Does the book of Jubilees belong to the history of Jewish mysticism? Jubilees
contains neither a vision of the merkabah, the chariot throne of God from
the book of Ezekiel, nor ascent to heaven, the features central to the Jewish
mysticism of antiquity as delineated by Gershom Scholem in his pioneering
work, Major Trends in Jewish Mysticism.^1 Yet Jubilees shares other significant
features with other texts of the second temple period that are often associ­
ated with early Jewish mysticism such as the Book of the Watchers (1 En 1-
36) and the Songs of the Sabbath Sacrifice, as well as with the hekhalot texts,
the literature of the fully developed merkabah mysticism of late antiquity.
And while scholarly literature on early Jewish mysticism has in general paid
little attention to Jubilees, it figures prominently in Rachel Elior's recent
book on early Jewish mysticism, The Three Temples: On the Emergence of
Jewish Mysticism, which I discuss below.^2


As my discussion already suggests, scholars have tended to treat early
Jewish mysticism as a textual tradition defined by the presence of several in­
terrelated motifs and ideas, most prominent among them the vision of the
merkabah and ascent to heaven noted in the previous paragraph. In this they



  1. G. Scholem, Major Trends in Jewish Mysticism (New York: Schocken, 1961; 1st ed.
    1941), 1-39; on early Jewish mysticism, 5.

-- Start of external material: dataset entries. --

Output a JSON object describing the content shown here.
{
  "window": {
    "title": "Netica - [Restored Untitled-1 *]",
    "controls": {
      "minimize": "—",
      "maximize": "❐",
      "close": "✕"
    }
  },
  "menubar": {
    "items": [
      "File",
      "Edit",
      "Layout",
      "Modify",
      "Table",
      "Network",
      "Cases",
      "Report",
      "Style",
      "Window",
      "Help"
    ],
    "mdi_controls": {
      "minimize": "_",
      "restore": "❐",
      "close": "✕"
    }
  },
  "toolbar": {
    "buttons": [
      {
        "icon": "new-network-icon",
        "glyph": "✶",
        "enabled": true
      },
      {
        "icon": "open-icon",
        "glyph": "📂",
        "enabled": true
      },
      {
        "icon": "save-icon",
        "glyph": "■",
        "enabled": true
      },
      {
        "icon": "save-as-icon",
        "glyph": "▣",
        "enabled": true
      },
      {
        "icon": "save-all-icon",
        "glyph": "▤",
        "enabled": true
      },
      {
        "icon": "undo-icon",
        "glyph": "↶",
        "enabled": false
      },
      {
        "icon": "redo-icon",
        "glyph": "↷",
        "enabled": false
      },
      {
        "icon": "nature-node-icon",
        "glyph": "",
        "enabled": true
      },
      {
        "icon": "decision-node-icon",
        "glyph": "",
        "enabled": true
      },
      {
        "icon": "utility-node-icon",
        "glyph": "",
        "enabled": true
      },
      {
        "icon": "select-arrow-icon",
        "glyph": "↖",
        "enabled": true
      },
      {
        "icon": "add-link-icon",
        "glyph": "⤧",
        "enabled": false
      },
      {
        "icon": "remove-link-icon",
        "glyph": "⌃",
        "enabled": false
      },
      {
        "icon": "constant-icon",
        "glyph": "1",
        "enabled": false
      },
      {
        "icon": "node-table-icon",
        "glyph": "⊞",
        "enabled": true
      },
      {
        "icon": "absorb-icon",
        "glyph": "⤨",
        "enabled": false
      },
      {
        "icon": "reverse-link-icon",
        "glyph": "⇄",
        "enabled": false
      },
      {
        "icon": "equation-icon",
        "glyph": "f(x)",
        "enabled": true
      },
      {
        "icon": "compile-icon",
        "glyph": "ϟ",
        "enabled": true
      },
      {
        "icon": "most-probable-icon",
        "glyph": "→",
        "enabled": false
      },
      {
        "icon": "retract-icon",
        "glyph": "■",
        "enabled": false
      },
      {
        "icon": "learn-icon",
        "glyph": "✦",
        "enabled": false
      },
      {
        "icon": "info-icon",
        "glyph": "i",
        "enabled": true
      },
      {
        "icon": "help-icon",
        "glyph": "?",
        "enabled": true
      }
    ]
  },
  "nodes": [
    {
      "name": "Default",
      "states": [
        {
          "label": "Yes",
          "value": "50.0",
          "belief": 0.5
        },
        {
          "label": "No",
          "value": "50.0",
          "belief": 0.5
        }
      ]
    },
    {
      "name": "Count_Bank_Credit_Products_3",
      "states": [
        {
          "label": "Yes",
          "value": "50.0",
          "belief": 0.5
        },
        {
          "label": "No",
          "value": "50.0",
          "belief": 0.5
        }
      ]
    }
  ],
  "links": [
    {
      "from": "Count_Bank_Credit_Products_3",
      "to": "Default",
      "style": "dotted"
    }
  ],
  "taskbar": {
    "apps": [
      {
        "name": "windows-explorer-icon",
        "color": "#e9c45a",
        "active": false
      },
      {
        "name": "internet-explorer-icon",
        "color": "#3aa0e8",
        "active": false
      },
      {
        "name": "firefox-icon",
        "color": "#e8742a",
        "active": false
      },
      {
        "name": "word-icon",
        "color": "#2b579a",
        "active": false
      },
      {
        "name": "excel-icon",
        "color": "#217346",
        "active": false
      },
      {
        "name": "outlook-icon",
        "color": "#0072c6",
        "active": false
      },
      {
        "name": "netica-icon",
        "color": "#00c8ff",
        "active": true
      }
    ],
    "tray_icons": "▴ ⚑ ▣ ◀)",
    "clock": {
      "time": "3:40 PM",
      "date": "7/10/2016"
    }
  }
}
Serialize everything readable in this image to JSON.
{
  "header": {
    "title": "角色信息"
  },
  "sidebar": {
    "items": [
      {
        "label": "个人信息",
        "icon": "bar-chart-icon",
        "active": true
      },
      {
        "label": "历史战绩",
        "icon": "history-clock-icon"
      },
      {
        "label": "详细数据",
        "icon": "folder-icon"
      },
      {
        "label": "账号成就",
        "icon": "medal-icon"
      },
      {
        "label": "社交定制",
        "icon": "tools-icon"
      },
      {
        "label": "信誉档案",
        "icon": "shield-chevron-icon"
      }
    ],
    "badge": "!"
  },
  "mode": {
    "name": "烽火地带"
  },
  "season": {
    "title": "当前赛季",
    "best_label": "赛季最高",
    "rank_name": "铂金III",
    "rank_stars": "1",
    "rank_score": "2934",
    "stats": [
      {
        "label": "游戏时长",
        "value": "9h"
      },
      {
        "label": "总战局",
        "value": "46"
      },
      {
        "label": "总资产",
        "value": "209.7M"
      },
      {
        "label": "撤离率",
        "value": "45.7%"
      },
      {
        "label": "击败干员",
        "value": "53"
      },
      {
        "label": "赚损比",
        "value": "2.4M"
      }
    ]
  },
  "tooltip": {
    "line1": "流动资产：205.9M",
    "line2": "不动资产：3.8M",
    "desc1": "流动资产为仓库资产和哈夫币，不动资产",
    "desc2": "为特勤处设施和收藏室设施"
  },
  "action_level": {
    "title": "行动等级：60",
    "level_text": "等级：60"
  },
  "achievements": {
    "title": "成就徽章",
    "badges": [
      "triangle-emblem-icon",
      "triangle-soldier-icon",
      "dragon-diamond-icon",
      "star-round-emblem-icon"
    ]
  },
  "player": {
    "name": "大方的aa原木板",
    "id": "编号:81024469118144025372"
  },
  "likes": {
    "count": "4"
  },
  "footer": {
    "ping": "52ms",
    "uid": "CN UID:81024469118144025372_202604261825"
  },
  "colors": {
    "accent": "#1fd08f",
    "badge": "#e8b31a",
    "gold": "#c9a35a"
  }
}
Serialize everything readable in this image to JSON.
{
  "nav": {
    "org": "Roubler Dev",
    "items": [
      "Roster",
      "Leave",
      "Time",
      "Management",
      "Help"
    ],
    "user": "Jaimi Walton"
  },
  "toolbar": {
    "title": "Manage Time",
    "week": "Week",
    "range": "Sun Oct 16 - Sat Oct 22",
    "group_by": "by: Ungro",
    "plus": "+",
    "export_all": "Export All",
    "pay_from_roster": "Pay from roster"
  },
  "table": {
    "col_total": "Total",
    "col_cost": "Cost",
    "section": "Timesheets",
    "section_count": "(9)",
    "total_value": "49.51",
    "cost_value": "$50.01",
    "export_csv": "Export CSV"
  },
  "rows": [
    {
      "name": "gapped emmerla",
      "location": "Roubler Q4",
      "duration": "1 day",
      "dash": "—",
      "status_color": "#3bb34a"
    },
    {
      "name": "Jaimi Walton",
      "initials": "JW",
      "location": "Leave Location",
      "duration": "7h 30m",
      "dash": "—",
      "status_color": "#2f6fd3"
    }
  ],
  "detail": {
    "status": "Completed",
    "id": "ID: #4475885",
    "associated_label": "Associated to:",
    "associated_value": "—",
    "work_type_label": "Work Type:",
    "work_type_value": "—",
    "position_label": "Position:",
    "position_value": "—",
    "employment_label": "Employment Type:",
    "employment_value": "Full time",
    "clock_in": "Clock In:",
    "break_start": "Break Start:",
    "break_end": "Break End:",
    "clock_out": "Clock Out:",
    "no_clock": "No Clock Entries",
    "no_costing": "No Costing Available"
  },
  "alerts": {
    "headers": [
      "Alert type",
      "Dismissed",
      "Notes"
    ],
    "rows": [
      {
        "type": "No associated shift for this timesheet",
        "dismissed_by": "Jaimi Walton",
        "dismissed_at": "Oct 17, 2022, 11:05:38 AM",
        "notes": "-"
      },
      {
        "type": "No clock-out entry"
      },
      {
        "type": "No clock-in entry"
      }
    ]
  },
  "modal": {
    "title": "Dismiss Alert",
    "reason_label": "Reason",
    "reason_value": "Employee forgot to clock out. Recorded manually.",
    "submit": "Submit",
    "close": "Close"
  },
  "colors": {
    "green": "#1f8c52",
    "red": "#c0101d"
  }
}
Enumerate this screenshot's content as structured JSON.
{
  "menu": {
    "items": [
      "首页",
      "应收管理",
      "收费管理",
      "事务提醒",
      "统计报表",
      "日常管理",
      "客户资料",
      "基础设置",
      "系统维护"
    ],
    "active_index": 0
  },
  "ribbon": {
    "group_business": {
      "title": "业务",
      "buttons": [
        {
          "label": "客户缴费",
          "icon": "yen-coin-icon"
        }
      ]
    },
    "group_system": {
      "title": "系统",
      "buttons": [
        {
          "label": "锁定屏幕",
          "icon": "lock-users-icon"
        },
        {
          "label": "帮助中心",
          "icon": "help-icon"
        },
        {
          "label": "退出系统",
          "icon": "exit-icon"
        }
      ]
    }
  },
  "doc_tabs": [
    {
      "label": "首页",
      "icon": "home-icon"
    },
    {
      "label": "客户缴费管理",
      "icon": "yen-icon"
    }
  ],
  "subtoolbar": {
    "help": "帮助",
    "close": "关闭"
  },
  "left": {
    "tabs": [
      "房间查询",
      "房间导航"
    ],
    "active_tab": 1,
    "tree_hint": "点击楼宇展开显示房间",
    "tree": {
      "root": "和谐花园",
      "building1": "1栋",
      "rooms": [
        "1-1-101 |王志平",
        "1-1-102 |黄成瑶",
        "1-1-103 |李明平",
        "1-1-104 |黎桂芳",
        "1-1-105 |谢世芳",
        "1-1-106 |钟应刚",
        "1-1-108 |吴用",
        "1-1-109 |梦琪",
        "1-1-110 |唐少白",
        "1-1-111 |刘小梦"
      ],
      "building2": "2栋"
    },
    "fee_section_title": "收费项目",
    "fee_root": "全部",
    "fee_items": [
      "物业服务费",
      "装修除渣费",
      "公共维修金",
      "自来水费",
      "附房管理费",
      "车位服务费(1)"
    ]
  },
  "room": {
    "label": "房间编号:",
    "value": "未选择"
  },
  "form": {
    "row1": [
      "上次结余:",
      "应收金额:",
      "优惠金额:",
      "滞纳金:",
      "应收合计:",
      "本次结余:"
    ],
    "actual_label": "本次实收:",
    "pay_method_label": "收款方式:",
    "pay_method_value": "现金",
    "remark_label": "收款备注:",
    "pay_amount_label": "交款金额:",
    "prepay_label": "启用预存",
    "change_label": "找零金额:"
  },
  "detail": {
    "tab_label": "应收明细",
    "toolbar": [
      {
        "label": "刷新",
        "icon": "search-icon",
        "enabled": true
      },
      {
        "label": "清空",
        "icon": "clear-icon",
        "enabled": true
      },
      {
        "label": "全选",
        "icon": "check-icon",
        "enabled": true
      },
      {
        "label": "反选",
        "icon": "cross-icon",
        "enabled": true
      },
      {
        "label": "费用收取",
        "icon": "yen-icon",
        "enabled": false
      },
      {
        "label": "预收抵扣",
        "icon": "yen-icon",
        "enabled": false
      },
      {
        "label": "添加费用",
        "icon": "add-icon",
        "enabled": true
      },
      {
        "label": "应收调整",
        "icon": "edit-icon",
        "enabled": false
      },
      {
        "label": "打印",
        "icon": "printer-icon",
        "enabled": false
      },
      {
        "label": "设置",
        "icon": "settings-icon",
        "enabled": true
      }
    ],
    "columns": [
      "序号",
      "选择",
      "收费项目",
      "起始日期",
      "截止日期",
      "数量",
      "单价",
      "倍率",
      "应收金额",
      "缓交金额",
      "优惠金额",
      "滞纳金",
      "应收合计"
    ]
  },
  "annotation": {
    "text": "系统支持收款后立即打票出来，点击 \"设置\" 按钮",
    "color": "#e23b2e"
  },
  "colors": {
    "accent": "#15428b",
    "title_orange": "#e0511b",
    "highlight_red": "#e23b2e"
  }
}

  2. R. Elior, The Three Temples: On the Emergence of Jewish Mysticism, trans. David
    Louvish (Oxford and Portland, Oreg.: Littman Library of Jewish Civilization, 2004). The
    Hebrew original is entitled Temple and Chariot, Priests and Angels, Sanctuary and Heavenly
    Sanctuaries in Early Jewish Mysticism (Jerusalem: Hebrew University Magnes Press, 2002).